SATS – OCBC
Increasingly attractive risk-reward proposition
Price weakness presents attractive entry level. Shares of SATS Ltd (SATS) have fallen by 9% (vs. STI -4%) since the group released its 3Q11 results, weighed down by concerns over food price inflation and the threat of heightened competition arising from the entry of a third ground handler at Changi Airport. We believe that these risks have been adequately priced in with the stock trading close to its 52-week low. Not withstanding potential cost pressure stemming from these factors, we believe that investors may have overlooked the positive impact of aviation demand recovery on SATS’ outlook. We forecast a 5.5% growth in FY11 earnings and a further 8.0% improvement in FY12 profits, driven by regional air traffic growth.
Aviation recovery, tourism growth to buoy performance. As a recap, SATS recorded a 6.6% YoY growth in 9M11 revenue to S$1.2b, while net profit increased by 4.5% YoY to S$140.7m. The group’s growth has been driven by higher aviation and non-aviation revenue, further fuelled by improved contributions from overseas associates. Going forward, revenue growth should be supported by the continued recovery of the aviation sector, albeit at a moderating pace. The ICAO (International Civil Aviation Organization) forecasts approximately an 8% growth in Asia Pacific’s air traffic in 2011 and 2012 following an 11% jump in 2010. An additional catalyst could stem from Singapore’s robust tourism landscape, which in 2010 saw a 20% jump in visitor arrivals thanks in part to the opening of the two Integrated Resorts. Singapore’s robust tourism landscape could serve as a meaningful growth driver given that the country accounts for 75% of SATS’ revenue.
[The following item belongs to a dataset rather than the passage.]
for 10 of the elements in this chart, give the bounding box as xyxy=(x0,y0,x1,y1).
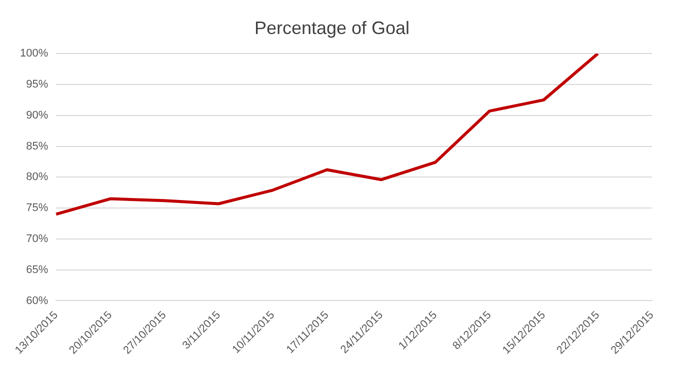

Improving risk-reward proposition. We anticipate near term risks stemming from (i) food price inflation, which may elevate operating costs, and (ii) possible knee-jerk reaction upon the announcement of a third ground handler. Nevertheless, SATS has pass-through cost structures in place, which we believe should partially relief higher raw material costs in the medium term. Meanwhile, we believe that the market has priced in the threat of a third ground handler, and an official announcement could possibly lift the share price overhang. Furthermore, we understand that the third license may pertain to a specific segment of services (eg. technical ramp handling) rather than the entire suite of ground handling services. Such a scenario favours SATS as it would lessen the scope of competition. We maintain our BUY rating on SATS and revise our fair value estimate to S$2.87 (previously S$3.31) as we fine-tuned our model. Dividend yield is attractive at 5.5%.